The planetarium software, Guide, to be found at ProjectPluto.com, has a map of the Milky Way. This is how the dataset is described

"The Nebula Databank was compiled by Eric-Sven Vesting to evade the problems that came with earlier bright nebula databases. For example, previous versions of Guide gathered nebula data from five separate catalogs. There were few cross-indexes from one catalog to another, and no way to indicate that one designation applied to a part of larger area with a different designation. Also, brightness levels were applied in an inconsistent manner at best. The Nebula Databank contains explicit links between the various nebula catalogs, enabling Guide to show all designations for a given object and to avoid drawing some objects twice (if they appeared in separate catalogs under different names). Also, Eric-Sven Vesting created the nebula isophotes used by Guide to indicate the shapes of most prominent nebulae. Better positional data was generated, usually by comparing catalog positions to actual RealSky images."

enter image description here (I hope I have not violated any copyright on this).

It's not clear where that database is, but perhaps you could contact either ProjectPluto or Eric-Sven Vesting directly.

I have no affiliation or connection, financial or otherwise, with this software.


I figured out the meaning of the GeoJSON data in "mw.json" (D3-Celestial, Olaf Frohn) describing the Milky Way boundary.

There are 5 groups (brightness levels, 1 darkest to 5 brightest) of coordinates describing polygons that delineate the Milky Way on the sky dome : 10 polygons for brightness level 1, 113 at level 2, 46 when level 3, 27 with level 4, and 6 polygons for level 5.
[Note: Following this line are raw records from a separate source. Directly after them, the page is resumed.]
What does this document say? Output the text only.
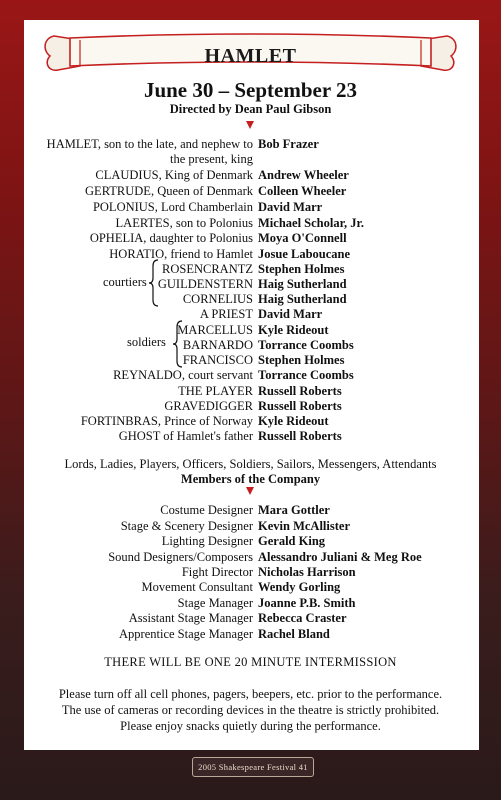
HAMLET
June 30 – September 23
Directed by Dean Paul Gibson
HAMLET, son to the late, and nephew to Bob Frazer
the present, king
CLAUDIUS, King of Denmark Andrew Wheeler
GERTRUDE, Queen of Denmark Colleen Wheeler
POLONIUS, Lord Chamberlain David Marr
LAERTES, son to Polonius Michael Scholar, Jr.
OPHELIA, daughter to Polonius Moya O'Connell
HORATIO, friend to Hamlet Josue Laboucane
ROSENCRANTZ Stephen Holmes
GUILDENSTERN Haig Sutherland
CORNELIUS Haig Sutherland
A PRIEST David Marr
MARCELLUS Kyle Rideout
BARNARDO Torrance Coombs
FRANCISCO Stephen Holmes
REYNALDO, court servant Torrance Coombs
THE PLAYER Russell Roberts
GRAVEDIGGER Russell Roberts
FORTINBRAS, Prince of Norway Kyle Rideout
GHOST of Hamlet's father Russell Roberts
courtiers
soldiers
Lords, Ladies, Players, Officers, Soldiers, Sailors, Messengers, Attendants
Members of the Company
Costume Designer Mara Gottler
Stage & Scenery Designer Kevin McAllister
Lighting Designer Gerald King
Sound Designers/Composers Alessandro Juliani & Meg Roe
Fight Director Nicholas Harrison
Movement Consultant Wendy Gorling
Stage Manager Joanne P.B. Smith
Assistant Stage Manager Rebecca Craster
Apprentice Stage Manager Rachel Bland
THERE WILL BE ONE 20 MINUTE INTERMISSION
Please turn off all cell phones, pagers, beepers, etc. prior to the performance.
The use of cameras or recording devices in the theatre is strictly prohibited.
Please enjoy snacks quietly during the performance.
2005 Shakespeare Festival 41
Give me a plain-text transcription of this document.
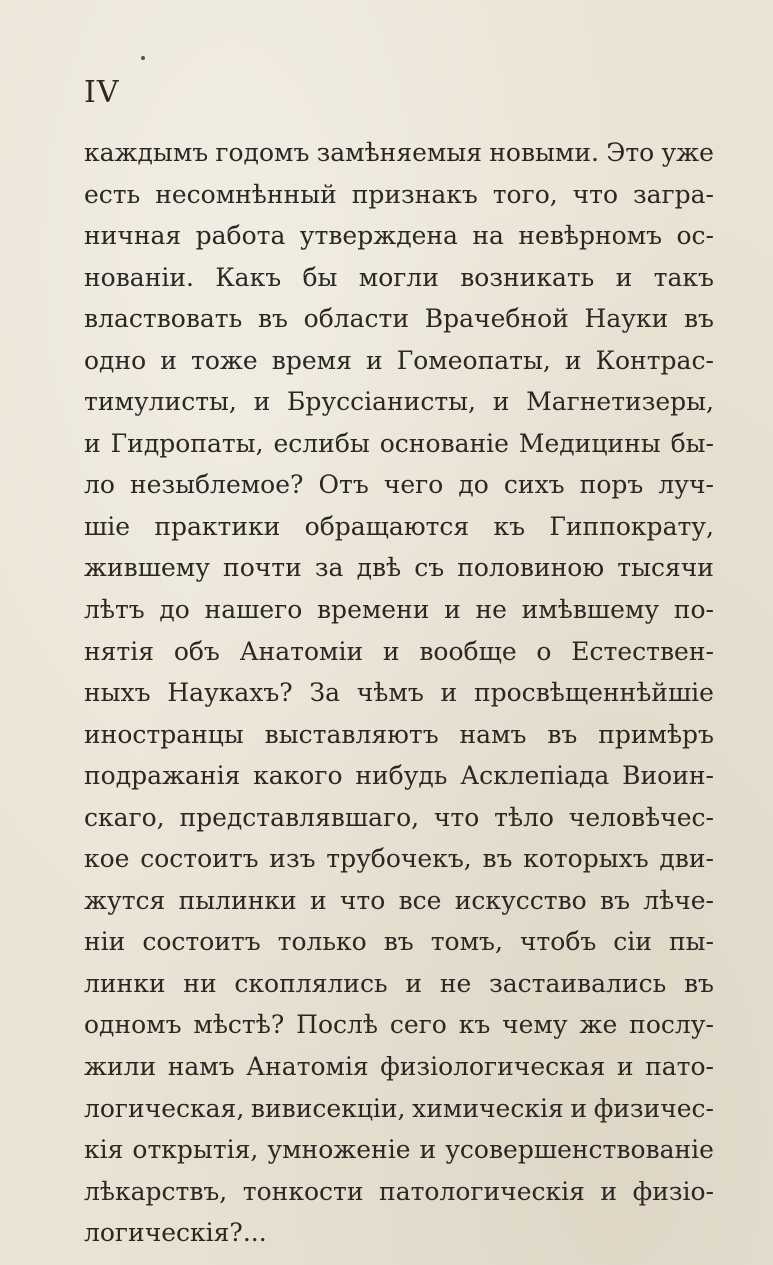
IV
каждымъ годомъ замѣняемыя новыми. Это уже
есть несомнѣнный признакъ того, что загра-
ничная работа утверждена на невѣрномъ ос-
нованіи. Какъ бы могли возникать и такъ
властвовать въ области Врачебной Науки въ
одно и тоже время и Гомеопаты, и Контрас-
тимулисты, и Бруссіанисты, и Магнетизеры,
и Гидропаты, еслибы основаніе Медицины бы-
ло незыблемое? Отъ чего до сихъ поръ луч-
шіе практики обращаются къ Гиппократу,
жившему почти за двѣ съ половиною тысячи
лѣтъ до нашего времени и не имѣвшему по-
нятія объ Анатоміи и вообще о Естествен-
ныхъ Наукахъ? За чѣмъ и просвѣщеннѣйшіе
иностранцы выставляютъ намъ въ примѣръ
подражанія какого нибудь Асклепіада Виоин-
скаго, представлявшаго, что тѣло человѣчес-
кое состоитъ изъ трубочекъ, въ которыхъ дви-
жутся пылинки и что все искусство въ лѣче-
ніи состоитъ только въ томъ, чтобъ сіи пы-
линки ни скоплялись и не застаивались въ
одномъ мѣстѣ? Послѣ сего къ чему же послу-
жили намъ Анатомія физіологическая и пато-
логическая, вивисекціи, химическія и физичес-
кія открытія, умноженіе и усовершенствованіе
лѣкарствъ, тонкости патологическія и физіо-
логическія?...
The coordinates [longitude,latitude] are in degrees with up to 3 decimals.

Right ascension ($\alpha$, [0°,360°[) equals positive 'longitude', otherwise add 360° to the 'longitude' to obtain $\alpha$. Divide $\alpha$ (in degrees) by 15 to obtain it in hours.

Declination ($\delta$, [+90°,-90°]) always equals the 'latitude'.

Equatorial coordinates $\alpha$ and $\delta$ are given for epoch J2000.

The plotted Milky Way should look like this.